I wince in anger, horror and despair when I hear a British (Brutish?) Foreign Secretary recite the opening lines of Tennyson’s Road to Manadalay – a paean to colonialism – in the Shwedagon Pagoda, the most sacred Buddhist site in Yangon, Myanmar. Has he forgotten his otherness?
It also helps me to know that my family’s history is peppered with diasporas: a Yorkshire family travelling to a new life on the banks of the River Dee, a young woman from County Donegal arriving in Liverpool to make a new life for herself, a shy young Welsh man travelling across Wales leaving his roots, language and culture behind, Uncle John travelling across the globe as an economic migrant, just like the thousands who followed in the wake of the Windrush.

Then I wonder how similar their experiences were, and realise there would have been no similarity.
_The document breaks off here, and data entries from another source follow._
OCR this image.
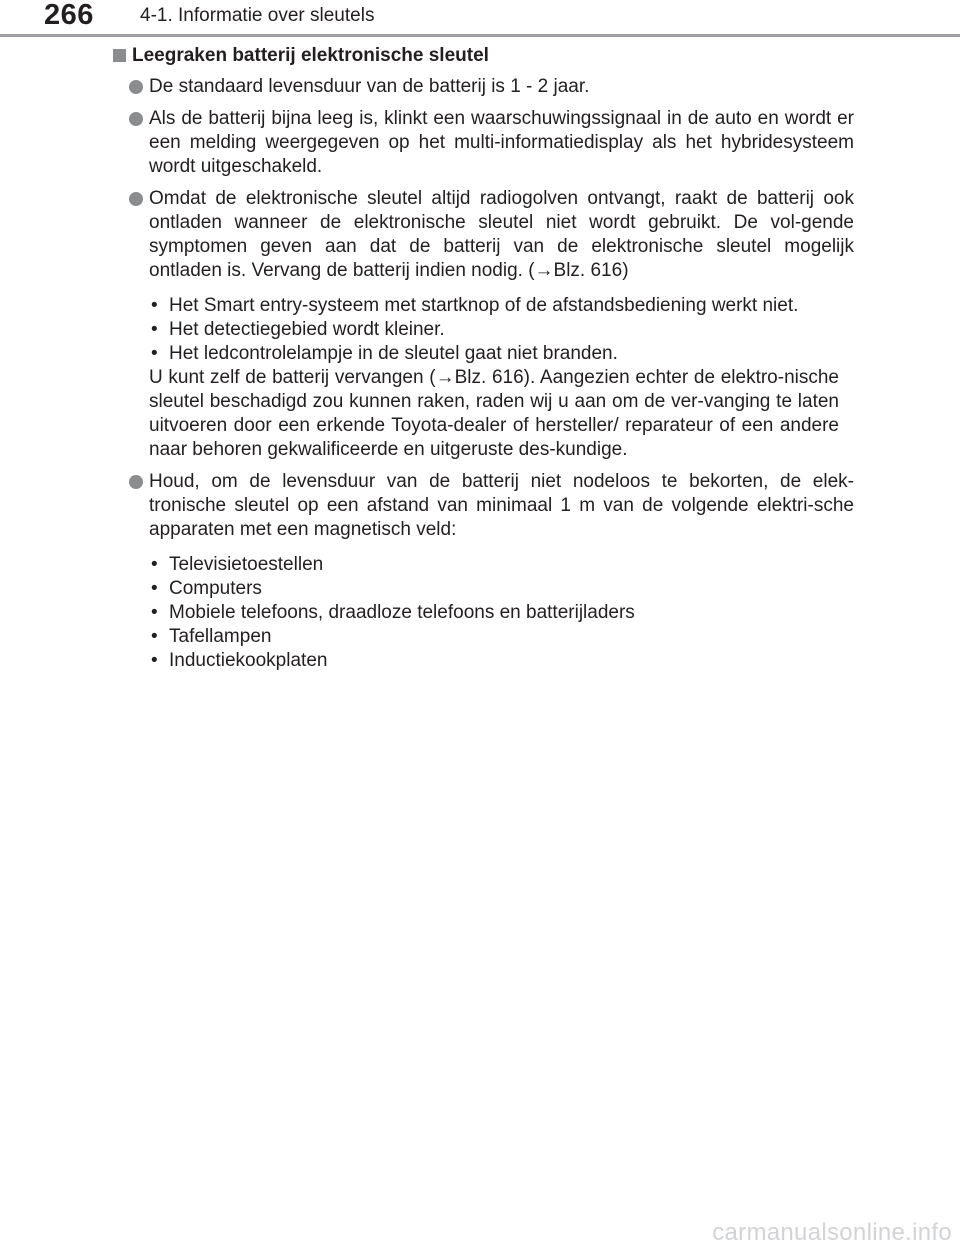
266 4-1. Informatie over sleutels
Leegraken batterij elektronische sleutel
De standaard levensduur van de batterij is 1 - 2 jaar.
Als de batterij bijna leeg is, klinkt een waarschuwingssignaal in de auto en wordt er een melding weergegeven op het multi-informatiedisplay als het hybridesysteem wordt uitgeschakeld.
Omdat de elektronische sleutel altijd radiogolven ontvangt, raakt de batterij ook ontladen wanneer de elektronische sleutel niet wordt gebruikt. De vol-gende symptomen geven aan dat de batterij van de elektronische sleutel mogelijk ontladen is. Vervang de batterij indien nodig. (→Blz. 616)
• Het Smart entry-systeem met startknop of de afstandsbediening werkt niet.
• Het detectiegebied wordt kleiner.
• Het ledcontrolelampje in de sleutel gaat niet branden.
U kunt zelf de batterij vervangen (→Blz. 616). Aangezien echter de elektro-nische sleutel beschadigd zou kunnen raken, raden wij u aan om de ver-vanging te laten uitvoeren door een erkende Toyota-dealer of hersteller/ reparateur of een andere naar behoren gekwalificeerde en uitgeruste des-kundige.
Houd, om de levensduur van de batterij niet nodeloos te bekorten, de elek-tronische sleutel op een afstand van minimaal 1 m van de volgende elektri-sche apparaten met een magnetisch veld:
• Televisietoestellen
• Computers
• Mobiele telefoons, draadloze telefoons en batterijladers
• Tafellampen
• Inductiekookplaten
carmanualsonline.info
Uncle John was a successful White business man with entrepreneurial skills that were valued in the host country. Most of the first generation African-Caribbean migrants met with outright hostility and racism. “No Blacks Here” on factory gates and boarding room doors. Then I think of my putative Huguenot ancestors, escaping religious persecution in Catholic Europe. Many settled in London’s East End. The Jamme Masjid Mosque on Brick Lane was originally built as La Neuve Eglise in 1743 for Huguenot asylum seekers. Then it became a synagogue for the Jews fleeing the pogroms in Russia and Poland at the end of the nineteenth century. And I see the reception that Syrian and other refugees fleeing terror and destruction receive today in our media and from the politicians on the Right. Our pompous, self-aggrandising whiteness has a very selective memory, Foreign Secretary, and remembers only those stories about its origins that suit its purpose.